DARIAH kick-off at Digital Archiving and Network Services (DANS)



Higher yields of research budgets in the arts and humanities by efficiently exchanging data, views and research tools within the European Research Space. Those are the expected benefits of the European project Preparing DARIAH (Digital Research Infrastructure for the Arts and Humanities) that will be set in motion following a meeting in The Hague (The Netherlands) on Monday 27 and Tuesday 28 October.

'By storing them and keeping them available in a sustainable way, scholarly research data can be used many more times than just once, and for far more purposes. That’s an advantage. This project however, will considerably multiply that advantage, by enabling such reuse and communication throughout Europe’, says Peter Doorn, director of the Dutch Data Archiving and Networked Services (DANS), who is one of the founders of the project.

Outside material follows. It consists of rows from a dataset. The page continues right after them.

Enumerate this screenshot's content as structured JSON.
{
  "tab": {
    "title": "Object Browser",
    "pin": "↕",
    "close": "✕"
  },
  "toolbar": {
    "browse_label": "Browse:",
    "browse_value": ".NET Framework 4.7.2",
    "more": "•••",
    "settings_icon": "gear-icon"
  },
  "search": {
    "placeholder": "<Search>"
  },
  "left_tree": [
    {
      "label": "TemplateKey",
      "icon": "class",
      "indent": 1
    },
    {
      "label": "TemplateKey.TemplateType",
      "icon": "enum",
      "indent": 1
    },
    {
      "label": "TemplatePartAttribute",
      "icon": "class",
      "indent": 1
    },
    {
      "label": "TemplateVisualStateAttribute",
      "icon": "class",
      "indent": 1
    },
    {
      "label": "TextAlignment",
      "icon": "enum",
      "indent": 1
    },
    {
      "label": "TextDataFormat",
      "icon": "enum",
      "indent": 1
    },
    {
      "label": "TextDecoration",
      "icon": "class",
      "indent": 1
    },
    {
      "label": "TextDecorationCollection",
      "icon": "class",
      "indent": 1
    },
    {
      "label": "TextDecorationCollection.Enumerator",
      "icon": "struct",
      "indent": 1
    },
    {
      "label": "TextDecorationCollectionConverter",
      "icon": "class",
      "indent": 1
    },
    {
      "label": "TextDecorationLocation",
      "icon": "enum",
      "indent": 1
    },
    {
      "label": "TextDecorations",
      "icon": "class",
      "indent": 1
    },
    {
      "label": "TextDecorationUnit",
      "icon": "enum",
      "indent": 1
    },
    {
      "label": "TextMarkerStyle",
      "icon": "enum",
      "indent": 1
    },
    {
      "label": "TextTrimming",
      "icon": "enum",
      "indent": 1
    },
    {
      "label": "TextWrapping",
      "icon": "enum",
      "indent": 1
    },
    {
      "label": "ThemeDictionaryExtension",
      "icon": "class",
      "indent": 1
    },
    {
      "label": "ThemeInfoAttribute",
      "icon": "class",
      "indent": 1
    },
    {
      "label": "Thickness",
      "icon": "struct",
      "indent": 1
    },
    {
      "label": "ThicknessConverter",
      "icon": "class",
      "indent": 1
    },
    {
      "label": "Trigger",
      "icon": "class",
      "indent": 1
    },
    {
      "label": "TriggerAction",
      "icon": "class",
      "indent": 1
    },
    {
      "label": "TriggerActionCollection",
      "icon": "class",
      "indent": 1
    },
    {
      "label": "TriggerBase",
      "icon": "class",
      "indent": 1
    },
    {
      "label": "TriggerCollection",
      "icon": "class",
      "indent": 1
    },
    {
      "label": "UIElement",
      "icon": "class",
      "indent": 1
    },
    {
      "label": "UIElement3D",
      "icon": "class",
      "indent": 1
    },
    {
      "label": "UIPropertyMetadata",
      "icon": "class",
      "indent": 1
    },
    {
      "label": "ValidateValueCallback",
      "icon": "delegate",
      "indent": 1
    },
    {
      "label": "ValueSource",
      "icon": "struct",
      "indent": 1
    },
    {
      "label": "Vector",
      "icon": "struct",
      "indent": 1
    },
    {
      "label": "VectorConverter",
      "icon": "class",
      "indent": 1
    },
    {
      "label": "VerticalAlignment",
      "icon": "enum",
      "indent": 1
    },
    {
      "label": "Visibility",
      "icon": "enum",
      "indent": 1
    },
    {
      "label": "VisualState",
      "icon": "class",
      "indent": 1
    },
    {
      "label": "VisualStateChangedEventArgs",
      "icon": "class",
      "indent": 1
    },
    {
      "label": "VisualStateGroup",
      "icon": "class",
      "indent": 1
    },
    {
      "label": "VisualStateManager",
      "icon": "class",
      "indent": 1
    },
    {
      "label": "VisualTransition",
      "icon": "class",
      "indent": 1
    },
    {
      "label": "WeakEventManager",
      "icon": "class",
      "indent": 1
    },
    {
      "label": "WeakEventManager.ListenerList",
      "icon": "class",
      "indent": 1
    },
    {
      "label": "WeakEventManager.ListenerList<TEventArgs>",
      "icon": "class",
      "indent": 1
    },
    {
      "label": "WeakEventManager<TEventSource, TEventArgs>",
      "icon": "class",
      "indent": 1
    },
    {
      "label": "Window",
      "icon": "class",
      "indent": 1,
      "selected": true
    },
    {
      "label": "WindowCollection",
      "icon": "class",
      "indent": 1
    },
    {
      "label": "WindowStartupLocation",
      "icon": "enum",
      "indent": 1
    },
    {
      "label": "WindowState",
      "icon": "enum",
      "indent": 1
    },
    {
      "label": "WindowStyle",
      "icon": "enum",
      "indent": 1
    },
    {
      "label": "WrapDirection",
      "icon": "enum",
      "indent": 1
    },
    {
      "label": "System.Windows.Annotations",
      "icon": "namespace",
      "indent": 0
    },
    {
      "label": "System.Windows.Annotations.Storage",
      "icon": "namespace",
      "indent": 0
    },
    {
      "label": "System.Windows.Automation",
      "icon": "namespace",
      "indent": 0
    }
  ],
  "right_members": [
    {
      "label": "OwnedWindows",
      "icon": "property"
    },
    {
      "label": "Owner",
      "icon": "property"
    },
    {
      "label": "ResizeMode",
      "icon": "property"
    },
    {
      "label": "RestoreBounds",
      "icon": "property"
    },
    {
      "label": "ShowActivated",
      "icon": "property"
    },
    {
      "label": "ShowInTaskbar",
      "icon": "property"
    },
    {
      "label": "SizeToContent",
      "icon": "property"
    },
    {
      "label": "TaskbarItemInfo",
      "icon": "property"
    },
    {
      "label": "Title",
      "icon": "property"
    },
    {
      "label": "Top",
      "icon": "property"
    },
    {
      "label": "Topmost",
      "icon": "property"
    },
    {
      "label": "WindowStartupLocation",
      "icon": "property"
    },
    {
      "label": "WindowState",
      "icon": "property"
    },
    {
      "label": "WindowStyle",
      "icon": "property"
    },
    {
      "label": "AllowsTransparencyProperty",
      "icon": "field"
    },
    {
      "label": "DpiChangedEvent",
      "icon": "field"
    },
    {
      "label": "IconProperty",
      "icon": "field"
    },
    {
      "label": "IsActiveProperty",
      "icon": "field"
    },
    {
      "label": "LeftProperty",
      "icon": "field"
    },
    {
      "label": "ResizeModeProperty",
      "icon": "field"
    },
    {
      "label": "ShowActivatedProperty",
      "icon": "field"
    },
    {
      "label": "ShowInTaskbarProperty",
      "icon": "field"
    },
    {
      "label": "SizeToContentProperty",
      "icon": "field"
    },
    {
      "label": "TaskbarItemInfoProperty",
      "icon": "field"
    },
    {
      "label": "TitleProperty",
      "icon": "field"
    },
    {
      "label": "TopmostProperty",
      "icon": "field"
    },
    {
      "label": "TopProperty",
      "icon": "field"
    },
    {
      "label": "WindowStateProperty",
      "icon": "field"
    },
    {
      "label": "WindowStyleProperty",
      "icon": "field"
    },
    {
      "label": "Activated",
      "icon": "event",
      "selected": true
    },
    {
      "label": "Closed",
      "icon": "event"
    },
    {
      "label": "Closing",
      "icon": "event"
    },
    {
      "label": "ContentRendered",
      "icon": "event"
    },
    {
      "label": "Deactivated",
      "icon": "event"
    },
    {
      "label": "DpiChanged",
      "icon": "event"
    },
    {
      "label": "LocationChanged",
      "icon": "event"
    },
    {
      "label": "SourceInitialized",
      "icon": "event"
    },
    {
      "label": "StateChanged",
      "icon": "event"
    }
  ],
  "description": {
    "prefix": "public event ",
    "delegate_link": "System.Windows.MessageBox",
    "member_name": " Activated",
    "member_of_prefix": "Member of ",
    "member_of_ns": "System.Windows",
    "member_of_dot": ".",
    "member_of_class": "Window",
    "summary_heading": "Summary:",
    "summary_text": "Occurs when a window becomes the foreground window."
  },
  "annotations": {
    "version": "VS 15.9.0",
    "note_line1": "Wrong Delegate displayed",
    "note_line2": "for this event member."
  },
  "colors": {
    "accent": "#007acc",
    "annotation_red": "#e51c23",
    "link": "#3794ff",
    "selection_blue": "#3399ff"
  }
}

With the help of DARIAH, researchers will in the near future have access from their own desktops to a world of data, yielded by many researchers and research institutes all over Europe.

Together with three partners in Germany, France and the United Kingdom, DANS designed the first plans for the European approach. Other partners also acknowledged the huge possibilities of a European infrastructure for research data. The number of organisations involved expanded rapidly. At the moment of take off, next week, there will be fourteen partners in ten European countries:
  • The Netherlands: DANS (Data Archiving and Networked Services)
  • United Kingdom: CeRch (Centre for e-research) King’s College London; ADS (Archaeology Data Service) University of York; OUCS (Oxford University Computing Services)
  • France: CNRS (Centre National de la Recherche Scientifique)
  • Germany: MPG (Max Planck Gesellschaft); UGOE (University of Goettingen, Goettingen State and University Library)
  • Greece: AA (Academy of Athens) DCU (Digital Curation Unit, Athena Research Centre)
  • Slovenia: ICH (Institute of Contemporary History)
  • Ireland: IRCHSS (Irish Research Council for Humanities and Social Sciences)
  • Denmark: NFI (Nordisk Forskningsinstitut), University of Copenhagen
  • Croatia: RBI (Ruder Boskovic Institute)
  • Cyprus:EUC (European University of Cyprus)


  • A telescope for the humanities
    Recently, the European Union granted a subsidy of € 2,5 million, to enable partners to develop a detailed and feasible plan over the next two years. It is the resulting project, ‘Preparing DARIAH’, that will be officially kicked off in the meeting to be held on the 27th and 28th of October. The annual budget of the DARIAH-project as a whole is expected to be 6 million euros. For the first time, the humanities are treated in the same way as astronomers or particle physicists, who are, of course, more used to building large research facilities such as telescopes or particle accelerators.

    The benefits of the DARIAH project do not lie solely in the preservation, exchange and reuse of research data. By facilitating collaboration between researchers on the European level and offering assistance with preservation processes, the project will also increase the quality of data. Expertise will be shared, standards and best practices will be exchanged, and guidelines regarding the approach to and use of data will be made available, all by means of the infrastructure that DARIAH will produce. Furthermore, by enabling this kind of preservation and exchange, new types of research are being brought within reach, such as quantitative textual research of ancient manuscripts, historical studies of world inequality in development and dispersion of archaeological sites across Europe.

    In the field of research methods and analysis tools, a considerable yield is expected from DARIAH as well. DARIAH will not only facilitate the development of new methods and tools, but will also make it possible to exchange these tools and make them available swiftly and easily, so as to have researchers in all participating countries share in the resulting profits.